Processed Request Large Model Content

curl http://***.***.***.***/api/openai/v1/chat/completions -H "Authorization: 48a7e98a91d93896d8dac522c5853948" -H "Auth: ****@gmail.com" change to POST method

Large Model Returned Content

You want to convert a curl GET request to a POST request, and this request is sending data to a specific API. Below is the modified curl command to send as POST:

curl -X POST \
     -H "Authorization: 48a7e98a91d93896d8dac522c5853948" \
     -H "Auth: ****@gmail.com" \
     -H "Content-Type: application/json" \
     -d '{"key":"value"}' \
     http://***.***.***.***/api/openai/v1/chat/completions

Here are the following modifications made:

  • -X POST sets the request method to POST.
  • -H "Content-Type: application/json" sets the Content-Type in the request header to application/json, which is typically used to inform the server that the data you are sending is in JSON format.
  • -d '{"key":"value"}' sets the data to be sent, where '{"key":"value"}' is a simple example of a JSON object. You need to replace it with the actual data you want to send.

Please note that you need to replace "key":"value" with the actual data content you want to send.
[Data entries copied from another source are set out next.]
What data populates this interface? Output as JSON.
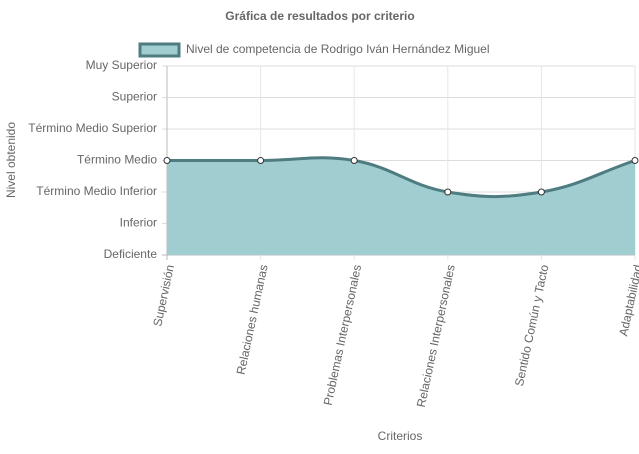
{
  "chart_data": {
    "type": "line",
    "title": "Gráfica de resultados por criterio",
    "x_label": "Criterios",
    "y_label": "Nivel obtenido",
    "categories": [
      "Supervisión",
      "Relaciones humanas",
      "Problemas Interpersonales",
      "Relaciones Interpersonales",
      "Sentido Común y Tacto",
      "Adaptabilidad"
    ],
    "series": [
      {
        "name": "Nivel de competencia de Rodrigo Iván Hernández Miguel",
        "color": "#9fcdd0",
        "line_color": "#4e7c80",
        "values": [
          3,
          3,
          3,
          2,
          2,
          3
        ]
      }
    ],
    "ylim": [
      0,
      6
    ],
    "yticks": [
      {
        "value": 0,
        "label": "Deficiente"
      },
      {
        "value": 1,
        "label": "Inferior"
      },
      {
        "value": 2,
        "label": "Término Medio Inferior"
      },
      {
        "value": 3,
        "label": "Término Medio"
      },
      {
        "value": 4,
        "label": "Término Medio Superior"
      },
      {
        "value": 5,
        "label": "Superior"
      },
      {
        "value": 6,
        "label": "Muy Superior"
      }
    ],
    "grid": true,
    "legend": "top",
    "fill": true
  }
}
If your API accepts a different data structure or requires specific fields, please adjust this part according to your actual situation.

Processed Return to User Content

You want to convert a curl GET request to a POST request, and this request is sending data to a specific API. Below is the modified curl command to send as POST:

curl -X POST \
     -H "Authorization: sk-12345" \
     -H "Auth: test@gmail.com" \
     -H "Content-Type: application/json" \
     -d '{"key":"value"}' \
     http://172.20.5.14/api/openai/v1/chat/completions

Here are the following modifications made:

  • -X POST sets the request method to POST.
  • -H "Content-Type: application/json" sets the Content-Type in the request header to application/json, which is typically used to inform the server that the data you are sending is in JSON format.
  • -d '{"key":"value"}' sets the data to be sent, where '{"key":"value"}' is a simple example of a JSON object. You need to replace it with the actual data you want to send.
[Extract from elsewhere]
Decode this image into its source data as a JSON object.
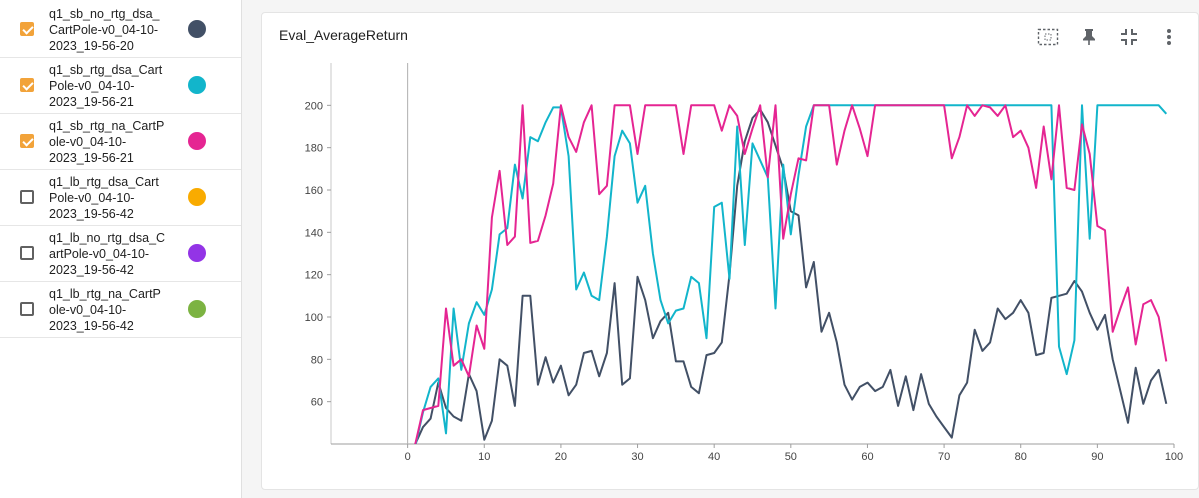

Please note that you need to replace "key":"value" with the actual data content you want to send. If your API accepts a different data structure or requires specific fields, please adjust this part according to your actual situation.

  • In streaming mode, if the masked words are split across multiple chunks, restoration may not be possible
  • In streaming mode, if sensitive words are split across multiple chunks, there may be cases where part of the sensitive word is returned to the user
  • Grok built-in rule list: https://help.aliyun.com/zh/sls/user-guide/grok-patterns
  • Built-in sensitive word library data source: https://github.com/houbb/sensitive-word/tree/master/src/main/resources
  • Since the sensitive word list is matched after tokenizing the text, please set deny_words to single words. In the case of multiple words in English, such as hello world, the match may not be successful.